Honestly, I was afraid of making the lick myself because none of the feed stores here carry the copper sulfate, and also the shocking blueness of it kind of freaked me out.  It's a trace mineral, and all the trace minerals are extremely toxic in excess, but of course are fatal to not have enough.  On the rare occasions when I would try to look up how to obtain it on goat and cow forums, I would always see people saying things like,

"I know someone who feeds her goats copper sulfate and listens to Pat Coleby, and her animals always dying.  I feed my animals GMO 12% sweet feed and TMR pellets, worm them with chemicals, use antibiotics for the least little thing, and they're always perfectly healthy."

It made me doubt what I had chosen for our farm, our animals, and our family.  Then, my friend Brittney totally inspired me when she had a goat get suddenly ill from parasites.  I thought for sure it would die, but she gave it vitamin C and the Coleby lick with dolomite, kelp, sulfur and copper sulfate and when I saw it again, the goat looked amazingly healthy.  I realized that surely it couldn't be so toxic with the dolomite.  After all, Matilda looked like she was going to die any day anyway.  It inspired me, and when I learned she had easily gotten the copper sulfate on Amazon, I ordered some and made up the Coleby lick myself.




Another assumption I had that was wrong was that Matilda would eat what she needed free-choice.  I could see by her rangy, pale coat and parasite issues that she desperately needed copper, but she would always turn her nose up at the lick.  So last fall I began mixing it into her rolled barley while I was milking her.  That completely turned her health around.





Changes began to be visible a few weeks later.   I wish I had documented it.  All along her back was completely white the width of my hand on either side of her spine.  The white patches became slowly smaller and smaller as they were filled in with brown hairs.  A stripe developed in patches, and slowly joined together.  This spring, the white patch was only as wide as one of my fingers, and has completely disappeared at this point.  The stripe along her back even has black hairs beginning to come in.  I can't believe how much black she has on her.  She looks like a completely different cow!  Not only that, but her parasite issues are gone, her coat is silky and smooth and even has a glossy shine to it.

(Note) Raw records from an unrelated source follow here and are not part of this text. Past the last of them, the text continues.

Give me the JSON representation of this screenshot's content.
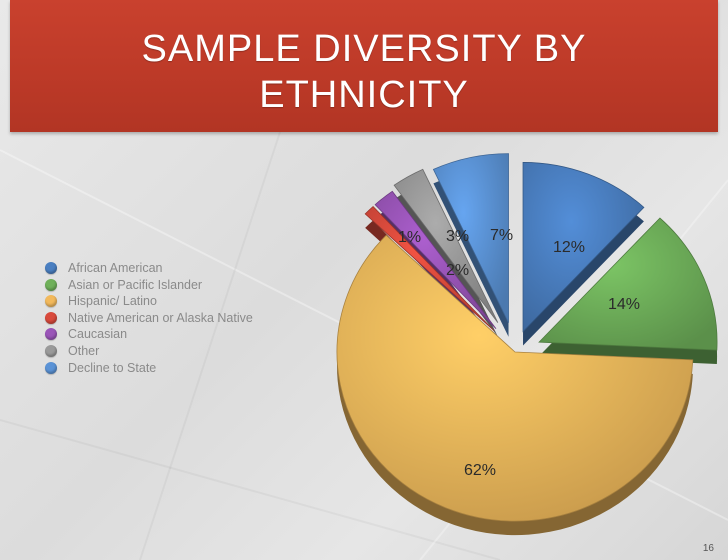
{
  "slide": {
    "title_line1": "SAMPLE DIVERSITY BY",
    "title_line2": "ETHNICITY",
    "page_number": "16",
    "banner_color": "#bd3a28"
  },
  "chart_data": {
    "type": "pie",
    "title": "SAMPLE DIVERSITY BY ETHNICITY",
    "style": "3d-exploded",
    "legend_position": "left",
    "unit": "%",
    "slices": [
      {
        "label": "African American",
        "value": 12,
        "display": "12%",
        "color": "#4a7fc1"
      },
      {
        "label": "Asian or Pacific Islander",
        "value": 14,
        "display": "14%",
        "color": "#6fb05a"
      },
      {
        "label": "Hispanic/ Latino",
        "value": 62,
        "display": "62%",
        "color": "#f2b95c"
      },
      {
        "label": "Native American or Alaska Native",
        "value": 1,
        "display": "1%",
        "color": "#d94a3c"
      },
      {
        "label": "Caucasian",
        "value": 2,
        "display": "2%",
        "color": "#9a55b8"
      },
      {
        "label": "Other",
        "value": 3,
        "display": "3%",
        "color": "#9a9a9a"
      },
      {
        "label": "Decline to State",
        "value": 7,
        "display": "7%",
        "color": "#5b93d6"
      }
    ]
  }
}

This realization feels like such a key to farming here in Florida where parasites are a real problem, our soils are very acidic, and minerals are scarce.

I think that modern animal feeding practices hide the need for copper by feeding high protein, which also stresses the kidneys.  The reason that copper improves the coat is because it is necessary for creating the proteins that make the coat look healthy.  Incidentally, parasites are indicated by a rough-looking coat.  Pat Coleby is emphatic in her books that enough copper makes the animal immune to parasites.  It's a "chicken or the egg" situation.